Imagine you’re at a Beijing hutong teahouse, watching an elderly master balance a porcelain cup on his nose — then suddenly sneeze! The cup tilts wildly, wobbling left-right, refusing to sit straight. That’s 歪 (wāi) in action: not just ‘crooked’ like a bent wire, but dynamically *off-kilter*, unbalanced, defiantly asymmetrical — with a hint of charm or mild chaos. It’s the slant of a tilted hat, the lopsided grin of a mischievous child, the leaning of a street sign after a typhoon.

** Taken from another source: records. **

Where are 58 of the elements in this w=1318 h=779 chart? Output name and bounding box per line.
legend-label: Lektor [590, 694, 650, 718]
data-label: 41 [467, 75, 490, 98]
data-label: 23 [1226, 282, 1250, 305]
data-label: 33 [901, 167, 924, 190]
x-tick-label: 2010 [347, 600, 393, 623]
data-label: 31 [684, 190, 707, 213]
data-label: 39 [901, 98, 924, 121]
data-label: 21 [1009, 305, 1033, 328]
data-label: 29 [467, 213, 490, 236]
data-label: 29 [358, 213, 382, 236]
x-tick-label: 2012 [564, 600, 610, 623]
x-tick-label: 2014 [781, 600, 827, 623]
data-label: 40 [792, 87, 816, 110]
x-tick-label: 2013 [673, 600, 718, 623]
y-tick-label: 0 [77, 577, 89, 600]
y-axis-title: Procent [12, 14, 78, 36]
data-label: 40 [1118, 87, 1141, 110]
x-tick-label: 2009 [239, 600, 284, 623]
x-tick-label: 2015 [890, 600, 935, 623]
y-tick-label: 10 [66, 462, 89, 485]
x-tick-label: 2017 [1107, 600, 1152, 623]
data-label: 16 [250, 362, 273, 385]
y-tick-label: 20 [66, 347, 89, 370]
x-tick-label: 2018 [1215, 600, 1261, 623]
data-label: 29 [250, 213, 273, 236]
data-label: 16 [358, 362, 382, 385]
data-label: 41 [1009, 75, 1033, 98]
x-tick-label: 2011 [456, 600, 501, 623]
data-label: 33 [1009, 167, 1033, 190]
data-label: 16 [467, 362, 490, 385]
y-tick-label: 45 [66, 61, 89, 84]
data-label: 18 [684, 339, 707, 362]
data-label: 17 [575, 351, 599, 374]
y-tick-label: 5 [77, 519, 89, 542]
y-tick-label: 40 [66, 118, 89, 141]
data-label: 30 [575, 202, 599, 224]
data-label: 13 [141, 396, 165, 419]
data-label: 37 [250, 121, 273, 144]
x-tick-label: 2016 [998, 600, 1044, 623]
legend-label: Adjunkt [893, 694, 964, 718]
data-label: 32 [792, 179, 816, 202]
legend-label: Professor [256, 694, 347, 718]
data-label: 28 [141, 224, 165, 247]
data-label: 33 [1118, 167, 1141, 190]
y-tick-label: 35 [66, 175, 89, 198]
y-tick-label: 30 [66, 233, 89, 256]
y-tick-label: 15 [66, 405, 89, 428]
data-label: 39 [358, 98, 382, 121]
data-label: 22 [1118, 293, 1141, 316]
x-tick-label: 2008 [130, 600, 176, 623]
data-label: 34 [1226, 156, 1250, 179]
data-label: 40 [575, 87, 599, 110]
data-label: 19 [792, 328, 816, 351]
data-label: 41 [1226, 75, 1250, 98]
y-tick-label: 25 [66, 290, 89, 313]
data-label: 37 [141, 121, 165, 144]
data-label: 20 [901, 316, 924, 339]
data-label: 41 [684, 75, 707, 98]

Grammatically, 歪 is mostly an adjective (‘askew’, ‘crooked’) or verb (‘to tilt’, ‘to skew’), often used in vivid descriptive phrases — never as a standalone noun like ‘a歪’. You’ll hear it in constructions like 歪着头 (wāi zhe tóu, ‘tilting one’s head’), 歪打正着 (wāi dǎ zhèng zháo, ‘hitting the target by accident’ — literally ‘askew-hit-correct-hit’), or as a reduplicative 歪歪 (wāi wāi, ‘crookedly’). Learners mistakenly use it for permanent deformity (that’s 歪曲 wāiqū, ‘distort’) or confuse it with static ‘bent’ (弯 wān); 歪 implies *active imbalance*, not structural damage.

Culturally, 歪 carries playful irreverence — think of the slang phrase 歪理 (wāi lǐ, ‘crooked logic’), meaning clever but logically flawed reasoning, often used affectionately. And yes, that rare alternate pronunciation wǎi appears only in regional dialects (like Shandong) or fixed idioms like 歪歪扭扭 (wǎi wǎi niǔ niǔ, ‘wobbly, shaky’), where tone sandhi softens the first syllable — but for HSK 5, stick firmly with wāi.

💬 Example Sentences

Common Compounds

💡 Memory Tip

Think: 'WAI' sounds like 'why?' — and when something's WĀI, you ask 'Why is it tilted?!' while counting 9 strokes: 又(3)+止(6)=9 — like 9 degrees off-center!